A feeling came over Lionel that he could not see Captain Cannonby before them all. Better send for him to a private room, and get the communication over. What his after course would be was another matter. Yes; better in all ways.
“Drive round to the yard, Wigham,” he said, as the coachman was about to turn on to the terrace. And Wigham obeyed.

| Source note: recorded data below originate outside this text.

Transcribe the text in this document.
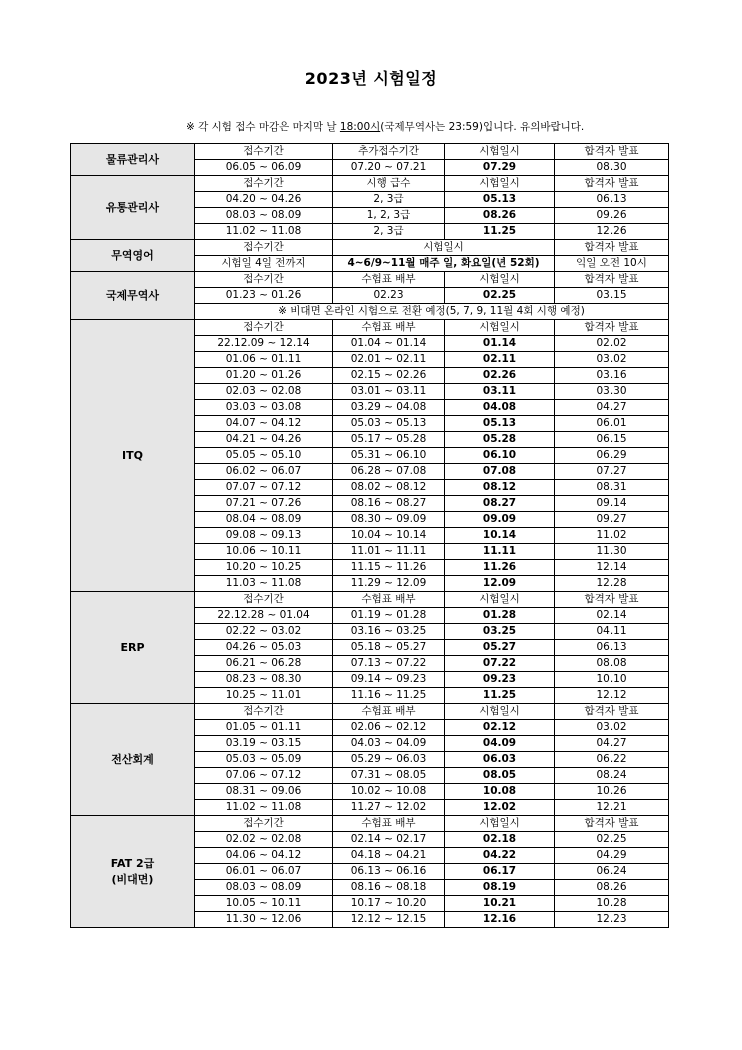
2023년 시험일정
※ 각 시험 접수 마감은 마지막 날 18:00시(국제무역사는 23:59)입니다. 유의바랍니다.
물류관리사	접수기간	추가접수기간	시험일시	합격자 발표
	06.05 ~ 06.09	07.20 ~ 07.21	07.29	08.30

유통관리사	접수기간	시행 급수	시험일시	합격자 발표
	04.20 ~ 04.26	2, 3급	05.13	06.13
	08.03 ~ 08.09	1, 2, 3급	08.26	09.26
	11.02 ~ 11.08	2, 3급	11.25	12.26

무역영어	접수기간	시험일시		합격자 발표
	시험일 4일 전까지	4~6/9~11월 매주 일, 화요일(년 52회)		익일 오전 10시

국제무역사	접수기간	수험표 배부	시험일시	합격자 발표
	01.23 ~ 01.26	02.23	02.25	03.15
	※ 비대면 온라인 시험으로 전환 예정(5, 7, 9, 11월 4회 시행 예정)			

ITQ	접수기간	수험표 배부	시험일시	합격자 발표
	22.12.09 ~ 12.14	01.04 ~ 01.14	01.14	02.02
	01.06 ~ 01.11	02.01 ~ 02.11	02.11	03.02
	01.20 ~ 01.26	02.15 ~ 02.26	02.26	03.16
	02.03 ~ 02.08	03.01 ~ 03.11	03.11	03.30
	03.03 ~ 03.08	03.29 ~ 04.08	04.08	04.27
	04.07 ~ 04.12	05.03 ~ 05.13	05.13	06.01
	04.21 ~ 04.26	05.17 ~ 05.28	05.28	06.15
	05.05 ~ 05.10	05.31 ~ 06.10	06.10	06.29
	06.02 ~ 06.07	06.28 ~ 07.08	07.08	07.27
	07.07 ~ 07.12	08.02 ~ 08.12	08.12	08.31
	07.21 ~ 07.26	08.16 ~ 08.27	08.27	09.14
	08.04 ~ 08.09	08.30 ~ 09.09	09.09	09.27
	09.08 ~ 09.13	10.04 ~ 10.14	10.14	11.02
	10.06 ~ 10.11	11.01 ~ 11.11	11.11	11.30
	10.20 ~ 10.25	11.15 ~ 11.26	11.26	12.14
	11.03 ~ 11.08	11.29 ~ 12.09	12.09	12.28

ERP	접수기간	수험표 배부	시험일시	합격자 발표
	22.12.28 ~ 01.04	01.19 ~ 01.28	01.28	02.14
	02.22 ~ 03.02	03.16 ~ 03.25	03.25	04.11
	04.26 ~ 05.03	05.18 ~ 05.27	05.27	06.13
	06.21 ~ 06.28	07.13 ~ 07.22	07.22	08.08
	08.23 ~ 08.30	09.14 ~ 09.23	09.23	10.10
	10.25 ~ 11.01	11.16 ~ 11.25	11.25	12.12

전산회계	접수기간	수험표 배부	시험일시	합격자 발표
	01.05 ~ 01.11	02.06 ~ 02.12	02.12	03.02
	03.19 ~ 03.15	04.03 ~ 04.09	04.09	04.27
	05.03 ~ 05.09	05.29 ~ 06.03	06.03	06.22
	07.06 ~ 07.12	07.31 ~ 08.05	08.05	08.24
	08.31 ~ 09.06	10.02 ~ 10.08	10.08	10.26
	11.02 ~ 11.08	11.27 ~ 12.02	12.02	12.21

FAT 2급
(비대면)	접수기간	수험표 배부	시험일시	합격자 발표
	02.02 ~ 02.08	02.14 ~ 02.17	02.18	02.25
	04.06 ~ 04.12	04.18 ~ 04.21	04.22	04.29
	06.01 ~ 06.07	06.13 ~ 06.16	06.17	06.24
	08.03 ~ 08.09	08.16 ~ 08.18	08.19	08.26
	10.05 ~ 10.11	10.17 ~ 10.20	10.21	10.28
	11.30 ~ 12.06	12.12 ~ 12.15	12.16	12.23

He stepped out. He went in at the back door, almost as if he were slinking into the house, stealthily traversed the passages, and gained the lighted hall. At the very moment that he put his feet on its tessellated floor, a sudden commotion was heard up the stairs. A door was flung open, and Sibylla, with cheeks inflamed and breath panting, flew down, her convulsive cries echoing through the house. She saw Lionel, and threw herself into his arms.
“Oh, Lionel, what is this wicked story?” she sobbed. “It is not true! It cannot be true that I am not your wife, that——”
“Hush, my darling!” he whispered, placing his hand across her mouth. “We are not alone!”
They certainly were not! Out of the drawing-rooms, out of the dining-room, had poured the guests; out of the kitchen came peeping the servants. Deborah West stood on the stair like a statue, her hands clasped; and Mademoiselle Benoite frantically inquired what anybody had been doing to her mistress. All stared in amazement. She, in that terrible state of agitation; Lionel supporting her with his white and haughty face.
“It is nothing,” he said, waving them off. “Mrs. Verner is not well. Come with me, Sibylla.”
Waving them off still, he drew her into the study, closed the door, and bolted it. She clung to him like one in the extremity of terror, her throat heaving convulsively.
“Oh, Lionel! is it true that he is come back? That he did not die? What will become of me? Tell me that they have been deceiving me; that it is not true!”